Citation

  • Authors: Hatch ST. et al.
  • Year: 2022
  • Journal: Methods S1046-2023 00148-7
  • Applications: in vitro / DNA / jetOPTIMUS
  • Cell type: Lenti-X 293T

Method

Culture HEK293xT cells (632180, Takara Bio) in D10 media (DMEM, 11965–092, Gibco; 100 U/mL Penicillin-Streptomycin, 15140122, Gibco; 10% FBS, 26140079, Gibco) at 37 °C/5% CO2. At 50–80% density, dry trypsinize (aspirate media, wash with trypsin, then aspirate and transfer to incubator for 30–60 s until cells are spherical in morphology) cells using TrypLE (12604013, Gibco). Dilute cells to 2.5 × 10^5 cells/mL, adding 300 uL/well to a clear 48-well plate (3548, Corning). When 48-well cultures reach 60–80% density, prepare for transfection by warming jetOPTIMUS DNA transfection reagent (76299–632, VWR) to room temperature. For each well, combine 30 uL jetOPTIMUS buffer and 0.3 uL jetOPTIMUS reagent, vortex for 5 s, then dilute 150 ng plasmid DNA in the buffer/reagent mix, vortex 5 s, then spin. Incubate at room temperature for 10 min. Controls include a positive transfection control, pmaxGFP (sold as part of Lonza nucleofection kits), an “empty” vector control under a CMV promoter (V79520, ThermoFisher Scientific), and a non-targeting control (NT/NTC). Guide design/plasmid/cloning methods outlined in this work were used to generate a NTC U1 snRNA with a 25 nucleotide (nt) guide sequence containing no significant similarity to the human genome (NCBI BLAST, Supplementary Table 3). Add 30 uL/well of the corresponding transfection mix dropwise, not allowing the pipette tip to touch the media upon addition. Gently orbitally shake the plate by hand, and place in incubator for a ∼ 48 h transfection period. After ∼48 h post-transfection, confirm 60–80% transfection efficiency via GFP-based transfection controls.

Abstract

Alternative splicing accounts for a considerable portion of transcriptomic diversity, as most protein-coding genes are spliced into multiple mRNA isoforms. However, errors in splicing patterns can give rise to mis-splicing with pathological consequences, such as the congenital diseases familial dysautonomia, Duchenne muscular dystrophy, and spinal muscular atrophy.
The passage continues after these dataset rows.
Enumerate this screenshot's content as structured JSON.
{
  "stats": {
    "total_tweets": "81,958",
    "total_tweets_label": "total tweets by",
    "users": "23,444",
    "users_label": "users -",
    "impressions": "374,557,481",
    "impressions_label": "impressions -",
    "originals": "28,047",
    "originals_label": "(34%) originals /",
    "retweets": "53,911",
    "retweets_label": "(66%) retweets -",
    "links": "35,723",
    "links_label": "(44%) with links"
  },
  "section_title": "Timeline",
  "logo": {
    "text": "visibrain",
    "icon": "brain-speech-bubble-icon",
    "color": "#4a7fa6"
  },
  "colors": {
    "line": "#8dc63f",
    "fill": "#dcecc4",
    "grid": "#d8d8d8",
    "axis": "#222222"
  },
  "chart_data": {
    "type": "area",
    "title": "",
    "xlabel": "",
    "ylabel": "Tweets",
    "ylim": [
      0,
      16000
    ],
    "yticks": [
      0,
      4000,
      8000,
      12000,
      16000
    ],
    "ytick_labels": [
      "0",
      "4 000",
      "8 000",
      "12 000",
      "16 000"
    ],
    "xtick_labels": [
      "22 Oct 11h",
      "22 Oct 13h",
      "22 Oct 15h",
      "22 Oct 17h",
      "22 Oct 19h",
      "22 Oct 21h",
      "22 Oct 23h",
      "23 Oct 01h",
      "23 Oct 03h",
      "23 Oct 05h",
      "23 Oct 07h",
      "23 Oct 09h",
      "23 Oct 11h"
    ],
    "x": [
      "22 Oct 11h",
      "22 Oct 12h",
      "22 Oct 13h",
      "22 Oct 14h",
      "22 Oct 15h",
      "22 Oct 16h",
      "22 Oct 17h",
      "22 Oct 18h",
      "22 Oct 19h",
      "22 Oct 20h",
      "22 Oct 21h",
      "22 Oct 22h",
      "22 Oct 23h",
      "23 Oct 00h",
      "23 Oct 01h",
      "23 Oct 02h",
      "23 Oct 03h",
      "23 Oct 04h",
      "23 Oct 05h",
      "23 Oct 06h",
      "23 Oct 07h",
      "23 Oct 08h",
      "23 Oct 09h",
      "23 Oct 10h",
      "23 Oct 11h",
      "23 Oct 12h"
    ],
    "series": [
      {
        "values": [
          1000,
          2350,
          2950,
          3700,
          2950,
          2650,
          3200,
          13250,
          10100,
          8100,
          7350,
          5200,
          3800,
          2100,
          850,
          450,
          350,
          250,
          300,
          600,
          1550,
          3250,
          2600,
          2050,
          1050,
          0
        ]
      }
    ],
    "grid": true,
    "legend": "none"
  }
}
Small nuclear RNA (snRNA) components of the U snRNP family have been proposed as a therapeutic modality for the treatment of mis-splicing. U1 snRNAs offer great promise, with prior studies demonstrating in vivo efficacy, suggesting additional preclinical development is merited. Improvements in enabling technologies, including screening methodologies, gene delivery vectors, and relevant considerations from gene editing approaches justify further advancement of U1 snRNA as a therapeutic and research tool. With the goal of providing a user-friendly protocol, we compile and demonstrate a methodological toolkit for sequence-specific targeted perturbation of alternatively spliced pre-mRNA with engineered U1 snRNAs. We observe robust modulation of endogenous pre-mRNA transcripts targeted in two contrasting splicing contexts, SMN2 exon 7 and FAS exon 6, exhibiting the utility and applicability of engineered U1 snRNA to both inclusion and exclusion of targeted exons. We anticipate that these demonstrations will contribute to the usability of U1 snRNA in investigating splicing modulation in eukaryotic cells, increasing accessibility to the broader research community.